Using the CNEOS data, they calculated the strength of all 273 meteorites based on the altitude at which they broke up in the atmosphere. “When a meteor is travelling through the atmosphere, the deeper it gets – the closer it gets to the ground – the denser the air gets and the more likely the meteor is to break up,” says Siraj.




It turned out that IM1 was by far the strongest meteorite on the list – so strong that we’re not entirely sure what it’s made of, says Siraj – and IM2 was the third strongest. The second strongest was very likely an iron meteorite, he says.


If the population of interstellar meteorites has the same distribution of strengths as local meteorites, the chances of randomly finding two interstellar objects this strong would be between one in 10,000 and one in a million, according to the team’s calculations. That hints that perhaps these objects didn’t originate from a planetary system, like those in our solar system.
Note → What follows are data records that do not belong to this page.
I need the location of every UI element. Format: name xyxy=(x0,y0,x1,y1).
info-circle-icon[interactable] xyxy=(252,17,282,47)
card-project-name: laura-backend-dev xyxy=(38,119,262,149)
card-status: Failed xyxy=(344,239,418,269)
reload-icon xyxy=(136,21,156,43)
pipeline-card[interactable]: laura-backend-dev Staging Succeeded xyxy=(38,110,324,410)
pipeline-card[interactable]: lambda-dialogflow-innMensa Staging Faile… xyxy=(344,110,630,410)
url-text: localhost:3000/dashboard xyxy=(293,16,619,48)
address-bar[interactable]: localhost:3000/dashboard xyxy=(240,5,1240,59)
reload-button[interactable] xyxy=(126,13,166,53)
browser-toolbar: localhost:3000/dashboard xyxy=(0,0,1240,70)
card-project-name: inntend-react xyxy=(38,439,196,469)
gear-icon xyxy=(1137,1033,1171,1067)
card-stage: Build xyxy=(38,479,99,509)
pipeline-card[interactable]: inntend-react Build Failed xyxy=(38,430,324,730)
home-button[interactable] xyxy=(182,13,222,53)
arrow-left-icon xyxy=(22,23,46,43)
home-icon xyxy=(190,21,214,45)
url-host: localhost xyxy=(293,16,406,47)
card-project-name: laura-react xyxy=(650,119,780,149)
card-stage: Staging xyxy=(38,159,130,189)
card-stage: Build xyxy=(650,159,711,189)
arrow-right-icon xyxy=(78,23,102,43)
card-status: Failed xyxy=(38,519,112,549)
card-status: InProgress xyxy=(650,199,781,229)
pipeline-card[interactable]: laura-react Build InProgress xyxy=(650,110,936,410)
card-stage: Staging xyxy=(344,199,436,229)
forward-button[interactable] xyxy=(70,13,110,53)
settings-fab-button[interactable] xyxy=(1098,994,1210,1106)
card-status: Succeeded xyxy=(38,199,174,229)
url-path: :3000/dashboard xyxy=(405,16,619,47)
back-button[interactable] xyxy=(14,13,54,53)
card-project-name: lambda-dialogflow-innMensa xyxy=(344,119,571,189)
With only two interstellar meteorites spotted so far, we can’t be sure about where they came from, but one suggestion is that they could have formed in supernovae. “We know that supernovae produce these so-called ‘supernova bullets’, which are basically clumps of iron-rich material, and it’s possible that those clumps break up into smaller bits which could be objects like IM1 and IM2,” says Siraj.


He and Loeb have proposed an expedition to search for fragments of IM1 on the sea floor, and anything they find could help explain why interstellar meteorites seem to be so strong.